The area of sea around the world which is affected or modified by construction activity is at least as great as that which has been impacted on land, a new study has found.

Published in Nature Sustainability and led by Dr Ana Bugnot from the University of Sydney and the Sydney Institute of Marine Science, the study was the first in the world to map the impact of construction on ocean and marine environments.

It found that worldwide, as much as 32,000 square kilometres of ocean had been impacted by man-made built structures in 2018 – equating to 0.008 percent of the overall ocean area.

This includes areas which have been affected by tunnels and bridges; infrastructure for energy extraction (for example, oil and gas rigs, wind farms); shipping (ports and marinas); aquaculture infrastructure; and artificial reefs.

By 2028, meanwhile, the = footprint of built structures on marine environments was expected to reach 39,400 sqm.

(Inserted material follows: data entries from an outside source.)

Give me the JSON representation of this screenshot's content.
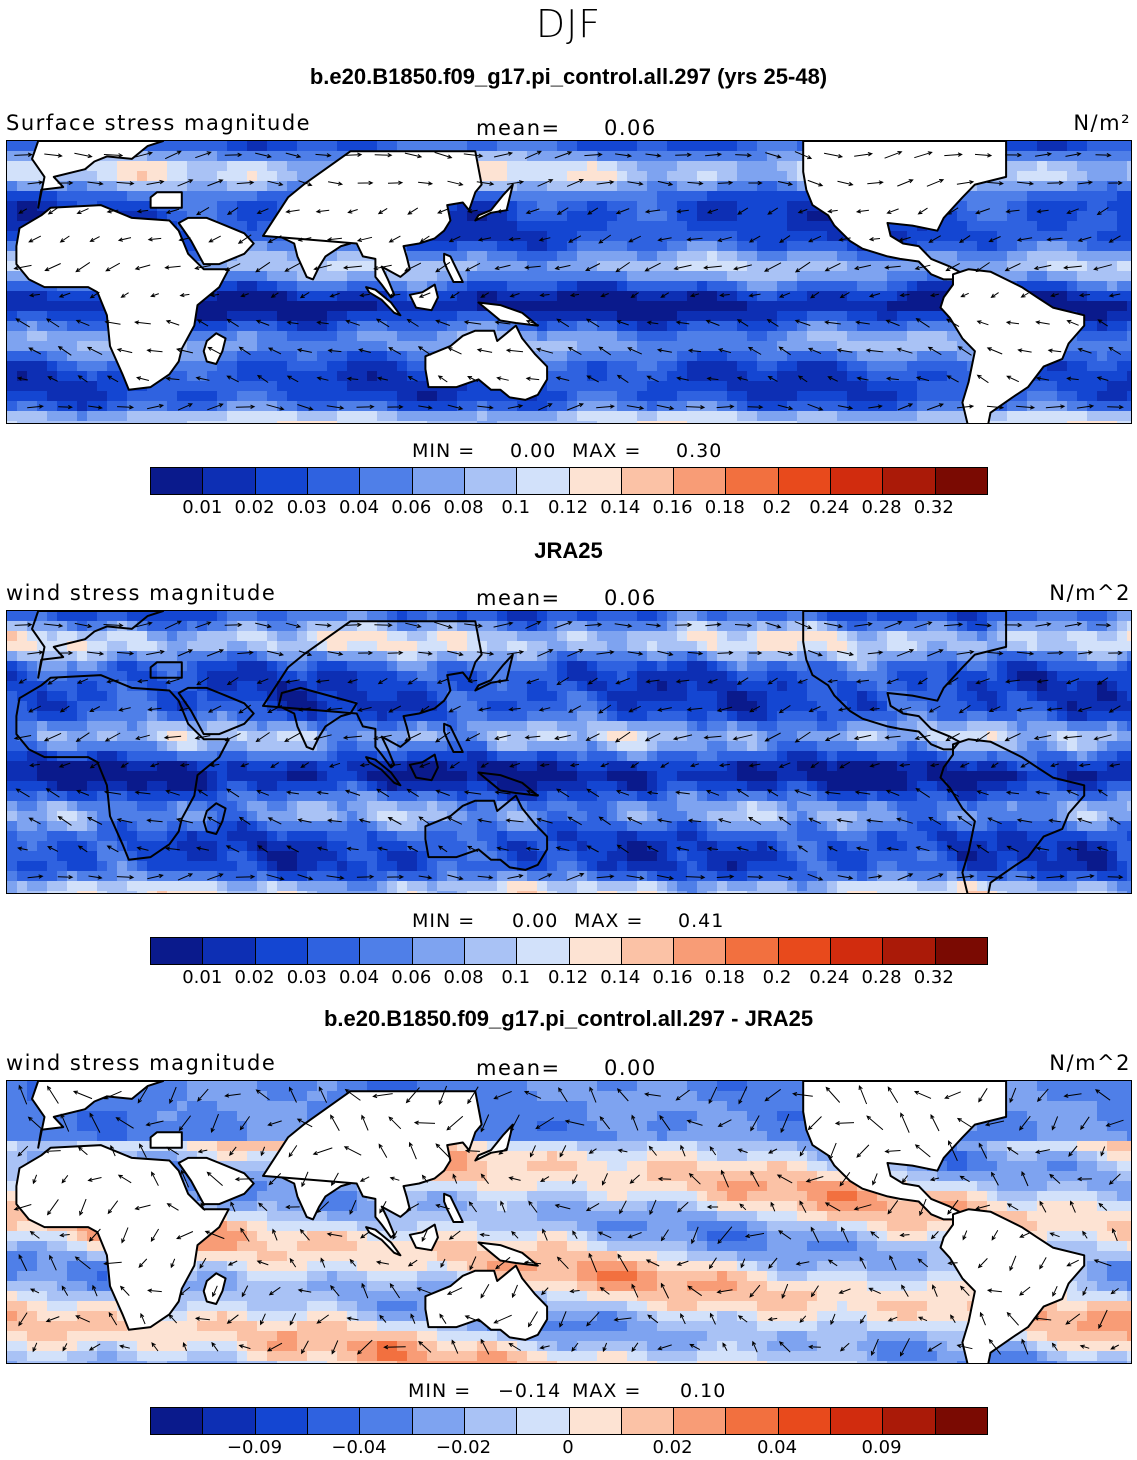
{
  "season": "DJF",
  "panels": [
    {
      "title": "b.e20.B1850.f09_g17.pi_control.all.297 (yrs 25-48)",
      "variable": "Surface stress magnitude",
      "mean_label": "mean=",
      "mean_value": "0.06",
      "units": "N/m²",
      "min_label": "MIN =",
      "min_value": "0.00",
      "max_label": "MAX =",
      "max_value": "0.30",
      "field": "model",
      "colorbar": {
        "colors": [
          "#0a1a8c",
          "#0d2fb4",
          "#1446d2",
          "#2f62e0",
          "#4f7fe8",
          "#7ea3f0",
          "#a9c2f5",
          "#d2e1fa",
          "#fde3d3",
          "#fbc2a6",
          "#f89c76",
          "#f2703f",
          "#e84a1c",
          "#d12c0e",
          "#aa1a08",
          "#7a0a02"
        ],
        "tick_labels": [
          "0.01",
          "0.02",
          "0.03",
          "0.04",
          "0.06",
          "0.08",
          "0.1",
          "0.12",
          "0.14",
          "0.16",
          "0.18",
          "0.2",
          "0.24",
          "0.28",
          "0.32"
        ]
      }
    },
    {
      "title": "JRA25",
      "variable": "wind stress magnitude",
      "mean_label": "mean=",
      "mean_value": "0.06",
      "units": "N/m^2",
      "min_label": "MIN =",
      "min_value": "0.00",
      "max_label": "MAX =",
      "max_value": "0.41",
      "field": "obs",
      "colorbar": {
        "colors": [
          "#0a1a8c",
          "#0d2fb4",
          "#1446d2",
          "#2f62e0",
          "#4f7fe8",
          "#7ea3f0",
          "#a9c2f5",
          "#d2e1fa",
          "#fde3d3",
          "#fbc2a6",
          "#f89c76",
          "#f2703f",
          "#e84a1c",
          "#d12c0e",
          "#aa1a08",
          "#7a0a02"
        ],
        "tick_labels": [
          "0.01",
          "0.02",
          "0.03",
          "0.04",
          "0.06",
          "0.08",
          "0.1",
          "0.12",
          "0.14",
          "0.16",
          "0.18",
          "0.2",
          "0.24",
          "0.28",
          "0.32"
        ]
      }
    },
    {
      "title": "b.e20.B1850.f09_g17.pi_control.all.297 - JRA25",
      "variable": "wind stress magnitude",
      "mean_label": "mean=",
      "mean_value": "0.00",
      "units": "N/m^2",
      "min_label": "MIN =",
      "min_value": "−0.14",
      "max_label": "MAX =",
      "max_value": "0.10",
      "field": "diff",
      "colorbar": {
        "colors": [
          "#0a1a8c",
          "#0d2fb4",
          "#1446d2",
          "#2f62e0",
          "#4f7fe8",
          "#7ea3f0",
          "#a9c2f5",
          "#d2e1fa",
          "#fde3d3",
          "#fbc2a6",
          "#f89c76",
          "#f2703f",
          "#e84a1c",
          "#d12c0e",
          "#aa1a08",
          "#7a0a02"
        ],
        "tick_labels": [
          "",
          "−0.09",
          "",
          "−0.04",
          "",
          "−0.02",
          "",
          "0",
          "",
          "0.02",
          "",
          "0.04",
          "",
          "0.09",
          ""
        ]
      }
    }
  ]
}
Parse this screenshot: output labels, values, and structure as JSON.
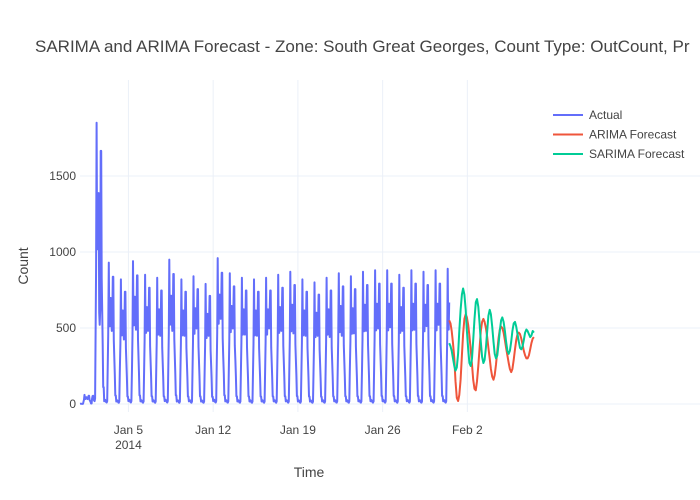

The extent of ocean modified by human construction is comparable to the extent of urbanised land – relatively speaking – and it is greater than the global area of some natural marine habitats, such as mangrove forests and seagrass beds.

When taking into the account flow-on effects to surrounding areas – for example, changes in water flow and pollution – the footprint is even bigger: two million square kilometres, or over 0.5 percent of the ocean.

Moreover, as shown below the research demonstrated that coastal habitats – among the most productive habitats in the ocean, are the most impacted by marine construction.

This includes areas of the coast of many Asia Pacific Countries as well as in the Arctic north of Russia and in and around both coastlines of the Americas.

Study co-author Dr Mariana Mayer Pinto from UNSW Science said the importance of understanding the impact of construction upon marine environments should not be underestimated.

“On land, the expansion of urban areas – which is one of the main drivers of biodiversity loss – is well quantified, but so far, we’ve had very little idea of how much the marine environment had been modified by construction,” she said.

“Such construction can cause severe environmental impacts not only directly – through the loss of habitats where construction is taking place – but also indirectly, through the associated activities with these structures, such as pollution.”

Whilst acknowledging that development in ocean environments is not new – structures such as commercial ports and protection of low-lying areas through facilities similar to modern breakwaters has been going on since before 2000 BC – Bugnot says the pace of oceanic development has ramped up since the middle of last century.

This, she says, has had both beneficial and detrimental results.

Creation of artificial reefs, for example, have been used as a sacrificial habitat’ to drive tourism and deter fishing, but this infrastructure can also impact sensitive natural habitats like seagrasses, mudflats and saltmarshes, consequently affecting water quality

Moreover, oceanic related construction is expected to increase amid a growing need to for defences against coastal erosion and inundation due to sea level rise and climate change, as well as transportation, energy extraction, and recreation needs.

For some forms of infrastructure, Bugnot says the built structures footprint could grow by between 50 and 70 percent between 2018 and 2028 – a number she says is an underestimate on account of the dearth of ocean development due to poor regulation in many parts of the world.

This includes infrastructure such as cables and tunnels used for power and aquaculture.

Despite its overall impact, Mayer Pinto cautions against any overly negative view of marine based construction and says the costs of this need to be weighted against benefits which such structures deliver.

Facilities for renewable energy (such as offshore wind), for example, may have impacts upon the marine environment yet may be preferable from an environmental viewpoint compared with extraction of fossil fuels.

In such cases, what are needed are not prohibitions against such activities but rather evidence-based management to minimise potential negative side effects on the marine environment, such as eco-engineering approaches and/or strict policies on where to build these structures.

On this score, she points to a framework which UNSW scientists released last year to help guide the management and development of coastal infrastructure in a sustainable manner.

Moreover, Bugnot says better management is needed for marine environments.

Initiatives such as the EU Marine Strategy Framework Directive were a good start.

Report co-author Professor Emma Johnston, UNSW Dean of Science, hopes the study will help to spur global efforts for integrated marine spatial planning, and drive improved data collection.

“Our datasets offer a starting point for a living database that can be updated over time. It will help us create improved estimates of the current physical footprint of marine construction and extent of seascape modified around these structures, and provide important tracking for future developments,” Johnston said.

“We hope it’ll also inform more comprehensive policies that consider the big picture of marine habitat loss – this is particularly important given the lack of incentives to drive ecologically sustainable development on or below the waterline.”